Dienstag, Februar 22, 2011

Arvo Pärt in Laulasmaa

Ab 2015 wird in Laulasmaa, einem auch als Erholungsort bekannten Ort westlich von Tallinn, ein großes Informationszentrum zu Leben und Werk des estnischen Komponisten Arvo Pärt der Öffentlichkeit zugänglich gemacht werden. Kern dieses Hauses wird das Archiv zum Werk von Arvo Pärt sein, außerdem planen die Organisatoren auch Konferenzen und Konzerte zu veranstalten. 

Bereits seit 2009 betreiben Pärt und Mitglieder der Familie in Laulasmaa ein Arvo-Pärt-Zentrum. Ein digitales Archiv befindet sich im Aufbau, etwa 10.000 Fotos, etwa 150 Videos und eine Datenbank zu Leben und Werk gehören dazu. 255.000 Euro gibt 2011 der estnische Staat dazu, auch einige Sponsoren konnten gewonnen werden.
Der 1935 geborene Arvo Pärt, der 1980 aus Sowjet-Estland emigrierte und inzwischen als einer der bekanntesten und größten Komponisten zeitgenössischer Musik gilt, lebt momentan in Berlin, seine Werke werden auch in Deutschland relativ häufig aufgeführt.


Sonntag, Februar 20, 2011

Estland vor Entscheidung politischer Kontinuität

Der estnische Politologe Rein Toomla behauptete bereits in seinem 1999 erschienen Buch über die Parteien in Estland, das Land habe ein Parteiensystem. In der Politikwissenschaft beschreibt dieser Begriff die Gesamtheit der Parteien eines Staates inklusive Diskussionen über relevante Parteien, also jene, die es wenigstens ins Parlament schaffen. Wenn also Toomla 1999 sagte, Estland habe ein Parteiensystem, dann meinte er damit dessen Prognostizierbarkeit. Er argumentierte, daß es schon vorher offensichtlich sei, welche Parteien den Sprung in die nächste Wahlperiode schaffen.

Toomlas Behauptung erwies sich bislang als richtig. Während in den südlichen Nachbarländern Parteienspaltungen und -vereinigungen sowie Neugründungen nichts Ungewöhnliches sind, so wurde die „jüngste“ Partei Estlands bereits 1994 vom früheren Nationalbankpräsidenten und heutigen EU-Kommissar Siim Kallas gegründet.

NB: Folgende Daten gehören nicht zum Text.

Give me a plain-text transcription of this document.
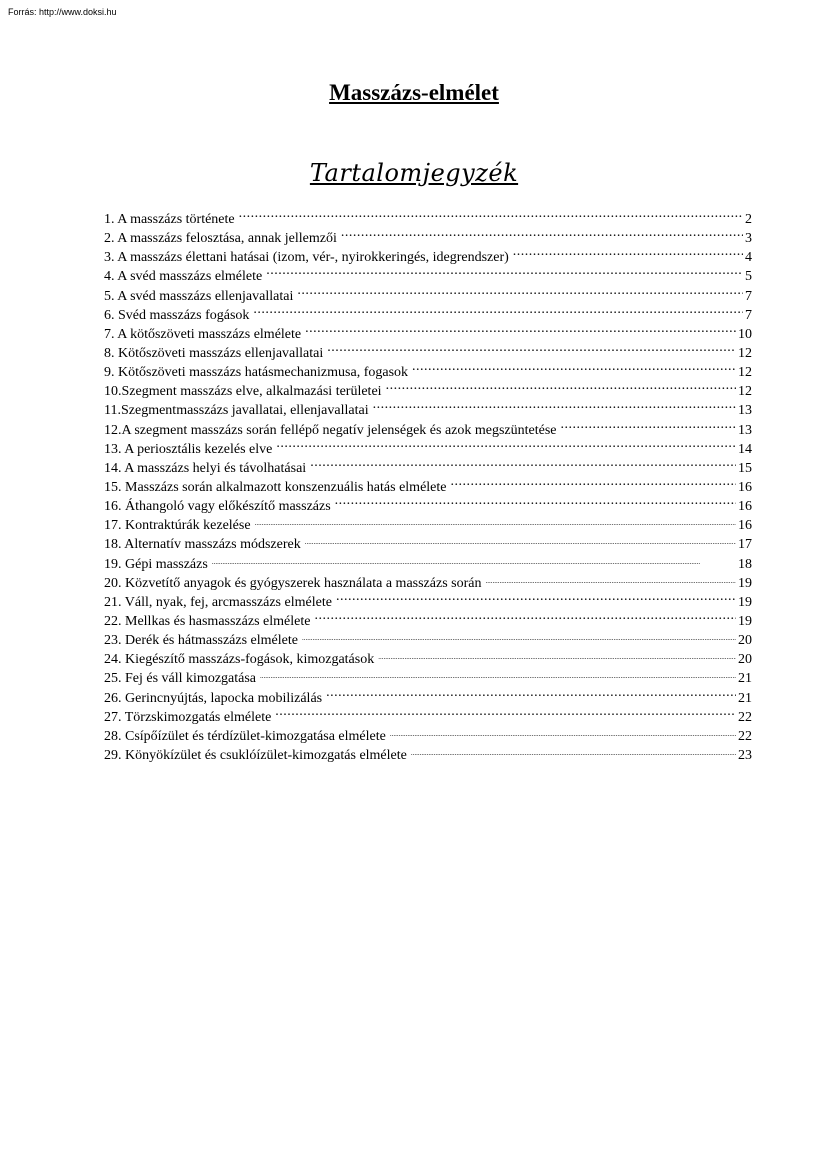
Forrás: http://www.doksi.hu
Masszázs-elmélet
Tartalomjegyzék
1. A masszázs története .....	2
2. A masszázs felosztása, annak jellemzői .....	3
3. A masszázs élettani hatásai (izom, vér-, nyirokkeringés, idegrendszer) .....	4
4. A svéd masszázs elmélete .....	5
5. A svéd masszázs ellenjavallatai .....	7
6. Svéd masszázs fogások .....	7
7. A kötőszöveti masszázs elmélete .....	10
8. Kötőszöveti masszázs ellenjavallatai .....	12
9. Kötőszöveti masszázs hatásmechanizmusa, fogasok .....	12
10.Szegment masszázs elve, alkalmazási területei .....	12
11.Szegmentmasszázs javallatai, ellenjavallatai .....	13
12.A szegment masszázs során fellépő negatív jelenségek és azok megszüntetése .....	13
13. A periosztális kezelés elve .....	14
14. A masszázs helyi és távolhatásai .....	15
15. Masszázs során alkalmazott konszenzuális hatás elmélete .....	16
16. Áthangoló vagy előkészítő masszázs .....	16
17. Kontraktúrák kezelése .....	16
18. Alternatív masszázs módszerek .....	17
19. Gépi masszázs .....	18
20. Közvetítő anyagok és gyógyszerek használata a masszázs során .....	19
21. Váll, nyak, fej, arcmasszázs elmélete .....	19
22. Mellkas és hasmasszázs elmélete .....	19
23. Derék és hátmasszázs elmélete .....	20
24. Kiegészítő masszázs-fogások, kimozgatások .....	20
25. Fej és váll kimozgatása .....	21
26. Gerincnyújtás, lapocka mobilizálás .....	21
27. Törzskimozgatás elmélete .....	22
28. Csípőízület és térdízület-kimozgatása elmélete .....	22
29. Könyökízület és csuklóízület-kimozgatás elmélete .....	23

Anfang März finden turnusgemäß Parlamentswahlen statt, und es bleibt dabei: Welche Parteien vertreten sein werden, ist so gut wie sicher. Das ist zunächst die regierende Reformpartei, die Gründung von Kallas, die Zentrumspartei des Volksfront-Regierungschefs Edgar Savisaar, der auf nationaler Ebene trotz regelmäßig großer Wahlefolge von den anderen Parteien als Partner meist abgelehnt wird und deshalb seit Jahren das Bürgermeisteramt in der Hauptstadt der Oppositionsbank vorzieht sowie die Union aus Vaterland und Res Publica. Letztere war vor ungefähr zehn Jahren als Saubermannpartei gegründet später in der Vereinigung aufgegangen. Außerdem werden die nach vielen internen Streitigkeiten angeschlagenen Sozialdemokraten wohl Mandate erzielen. Ob die Volksunion, die vorwiegend die Landbevölkerung anspricht, und die Grünen die 5%-Hürde überspringen werden, gilt als unsicher, aber nicht unwahrscheinlich.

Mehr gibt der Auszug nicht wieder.